No dije nada. No podía. Sabía lo que había visto, lo sabía aunque ella no podía aceptarlo. Nunca, en todos sus largos siglos de quietud, se había sentido tan sola; nunca había sufrido este aislamiento definitivo. Oh, no era una cosa tan simple como la compañía de Enkil, o como Marius cuando iba a dejarle las ofrendas; era algo mucho más profundo, muchísimo más importante que aquello, ¡ella sola nunca había librado una batalla de argumentos con los que la rodeaban!

Las lágrimas se derramaban por sus mejillas. Dos hilillos de rojo chillón. La boca le colgaba, las cejas se juntaban en un oscuro fruncimiento, aunque su rostro nunca había estado tan radiante.

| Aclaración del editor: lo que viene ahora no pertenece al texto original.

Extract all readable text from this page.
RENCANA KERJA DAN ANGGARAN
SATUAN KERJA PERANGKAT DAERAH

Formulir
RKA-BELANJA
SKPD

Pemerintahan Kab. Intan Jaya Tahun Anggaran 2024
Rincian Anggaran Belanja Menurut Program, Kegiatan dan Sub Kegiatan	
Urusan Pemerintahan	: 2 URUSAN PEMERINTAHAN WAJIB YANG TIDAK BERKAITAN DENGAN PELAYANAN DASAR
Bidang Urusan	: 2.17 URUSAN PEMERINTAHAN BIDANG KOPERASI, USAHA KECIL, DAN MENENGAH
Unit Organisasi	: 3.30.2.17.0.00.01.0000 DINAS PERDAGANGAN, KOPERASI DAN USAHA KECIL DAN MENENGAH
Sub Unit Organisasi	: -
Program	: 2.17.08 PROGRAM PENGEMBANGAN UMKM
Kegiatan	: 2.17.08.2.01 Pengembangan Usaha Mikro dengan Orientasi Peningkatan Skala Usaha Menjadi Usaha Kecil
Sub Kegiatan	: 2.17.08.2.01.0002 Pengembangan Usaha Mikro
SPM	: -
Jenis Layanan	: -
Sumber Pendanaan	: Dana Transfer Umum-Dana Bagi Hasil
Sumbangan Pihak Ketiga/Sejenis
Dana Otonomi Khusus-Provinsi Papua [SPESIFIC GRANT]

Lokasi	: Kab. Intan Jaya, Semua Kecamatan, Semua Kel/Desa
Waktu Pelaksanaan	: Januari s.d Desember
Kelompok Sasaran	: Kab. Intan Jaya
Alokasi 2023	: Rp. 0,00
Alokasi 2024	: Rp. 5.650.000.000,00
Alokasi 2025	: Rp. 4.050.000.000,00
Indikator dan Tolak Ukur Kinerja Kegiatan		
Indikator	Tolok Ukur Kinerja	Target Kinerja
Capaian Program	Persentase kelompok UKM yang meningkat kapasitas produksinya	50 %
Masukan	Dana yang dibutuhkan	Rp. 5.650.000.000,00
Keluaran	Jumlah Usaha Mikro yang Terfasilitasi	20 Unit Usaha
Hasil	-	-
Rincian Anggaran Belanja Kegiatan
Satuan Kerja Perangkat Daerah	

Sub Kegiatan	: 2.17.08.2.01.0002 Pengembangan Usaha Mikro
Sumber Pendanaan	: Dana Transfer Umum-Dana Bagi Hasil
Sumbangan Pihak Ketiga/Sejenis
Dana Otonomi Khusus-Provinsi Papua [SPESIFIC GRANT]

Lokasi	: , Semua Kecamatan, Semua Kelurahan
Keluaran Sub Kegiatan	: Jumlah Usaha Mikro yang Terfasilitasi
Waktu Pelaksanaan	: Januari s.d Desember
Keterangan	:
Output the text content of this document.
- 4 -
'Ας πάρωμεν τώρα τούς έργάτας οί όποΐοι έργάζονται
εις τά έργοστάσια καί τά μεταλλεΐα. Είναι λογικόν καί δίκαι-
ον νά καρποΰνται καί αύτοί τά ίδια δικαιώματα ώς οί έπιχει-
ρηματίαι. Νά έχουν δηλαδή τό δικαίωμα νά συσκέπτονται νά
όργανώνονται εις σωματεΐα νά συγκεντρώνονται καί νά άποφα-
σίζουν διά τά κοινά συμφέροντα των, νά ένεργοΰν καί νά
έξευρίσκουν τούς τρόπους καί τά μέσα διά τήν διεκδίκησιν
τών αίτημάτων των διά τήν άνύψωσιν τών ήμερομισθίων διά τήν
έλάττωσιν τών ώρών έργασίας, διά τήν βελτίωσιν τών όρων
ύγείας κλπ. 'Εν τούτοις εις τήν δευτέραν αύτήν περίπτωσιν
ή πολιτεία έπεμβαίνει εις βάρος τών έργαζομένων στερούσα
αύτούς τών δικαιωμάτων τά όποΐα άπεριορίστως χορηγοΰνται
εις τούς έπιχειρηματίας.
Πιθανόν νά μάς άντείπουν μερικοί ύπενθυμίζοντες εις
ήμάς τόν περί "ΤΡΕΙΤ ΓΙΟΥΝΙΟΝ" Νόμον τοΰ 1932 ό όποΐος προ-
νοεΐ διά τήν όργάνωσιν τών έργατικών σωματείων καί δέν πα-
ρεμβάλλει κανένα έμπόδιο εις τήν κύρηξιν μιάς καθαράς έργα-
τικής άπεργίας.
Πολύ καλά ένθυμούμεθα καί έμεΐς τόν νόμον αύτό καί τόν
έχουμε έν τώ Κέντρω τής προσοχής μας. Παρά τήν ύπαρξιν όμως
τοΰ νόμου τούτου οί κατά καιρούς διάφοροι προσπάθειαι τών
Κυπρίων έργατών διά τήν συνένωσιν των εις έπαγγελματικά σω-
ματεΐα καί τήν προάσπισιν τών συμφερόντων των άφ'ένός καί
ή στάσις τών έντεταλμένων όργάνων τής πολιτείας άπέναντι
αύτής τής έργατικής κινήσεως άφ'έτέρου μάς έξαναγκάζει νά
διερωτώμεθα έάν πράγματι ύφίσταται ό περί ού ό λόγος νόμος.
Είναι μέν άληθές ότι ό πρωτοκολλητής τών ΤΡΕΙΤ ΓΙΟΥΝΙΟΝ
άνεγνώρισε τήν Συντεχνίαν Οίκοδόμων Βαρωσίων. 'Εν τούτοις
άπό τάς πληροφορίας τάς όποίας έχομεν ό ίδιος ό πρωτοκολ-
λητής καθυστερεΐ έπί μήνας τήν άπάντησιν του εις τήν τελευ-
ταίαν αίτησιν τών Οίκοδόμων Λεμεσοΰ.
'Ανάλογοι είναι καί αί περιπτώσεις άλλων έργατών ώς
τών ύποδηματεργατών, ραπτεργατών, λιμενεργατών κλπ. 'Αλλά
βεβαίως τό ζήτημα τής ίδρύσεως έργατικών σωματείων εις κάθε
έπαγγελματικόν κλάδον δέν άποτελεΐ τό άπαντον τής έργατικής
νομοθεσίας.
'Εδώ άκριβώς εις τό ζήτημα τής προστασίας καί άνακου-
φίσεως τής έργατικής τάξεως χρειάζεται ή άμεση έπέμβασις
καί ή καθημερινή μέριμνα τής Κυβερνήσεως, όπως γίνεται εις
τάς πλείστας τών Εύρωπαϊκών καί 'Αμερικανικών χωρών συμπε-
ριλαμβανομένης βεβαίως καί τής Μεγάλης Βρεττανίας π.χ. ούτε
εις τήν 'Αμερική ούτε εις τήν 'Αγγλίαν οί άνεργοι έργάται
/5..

—No, Lestat —empezó de nuevo—. Estás equivocado. Pero ahora debemos llevarlo hasta el final; si tienen que morir todos para que te unas a mí, morirán. —Abrió los brazos.

Quise alejarme de ella; quise volver a replicarle, a oponerme a sus amenazas; pero cuando ella se acercó a mí, no me moví.

Aquí; la calidez de la brisa del Caribe; sus manos recorriendo mi espalda; sus dedos peinando mi pelo. El néctar manando dentro de mí otra vez, inundándome de nuevo el corazón. Y finalmente sus labios en mi garganta; el súbito aguijonazo de sus colmillos en mi piel. ¡Sí! ¡Como había ocurrido en la cripta, hacía mucho tiempo, sí! Su sangre y mi sangre. ¡Y el ensordecedor trueno de su corazón, sí! Y era el éxtasis y yo no podía entregarme a él; no podía hacerlo; y ella lo sabía.

8. LA HISTORIA DE LAS GEMELAS, FINAL

Encontramos el palacio igual que lo recordábamos, o quizá un poco más esplendoroso, con más botín proveniente de los países conquistados. Más cortinajes de brocado, pinturas más vividas; y el doble de esclavos esparcidos por las salas, como si fueran meros adornos, con sus magros cuerpos desnudos cargados de oro y joyas.

»Fuimos confinadas a un aposento real, con sillas y mesas exquisitas, una alfombra preciosa y platos de carne y pescado para comer.

»A la puesta de sol oímos que aclamaban al Rey y a la Reina, que hacían su aparición en palacio; toda la Corte se inclinó en grandes reverencias, cantando himnos a la belleza de su pálida piel y a su lustroso pelo, a los cuerpos que se habían curado milagrosamente después del ataque de los conspiradores; todo el palacio resonaba con himnos de alabanza.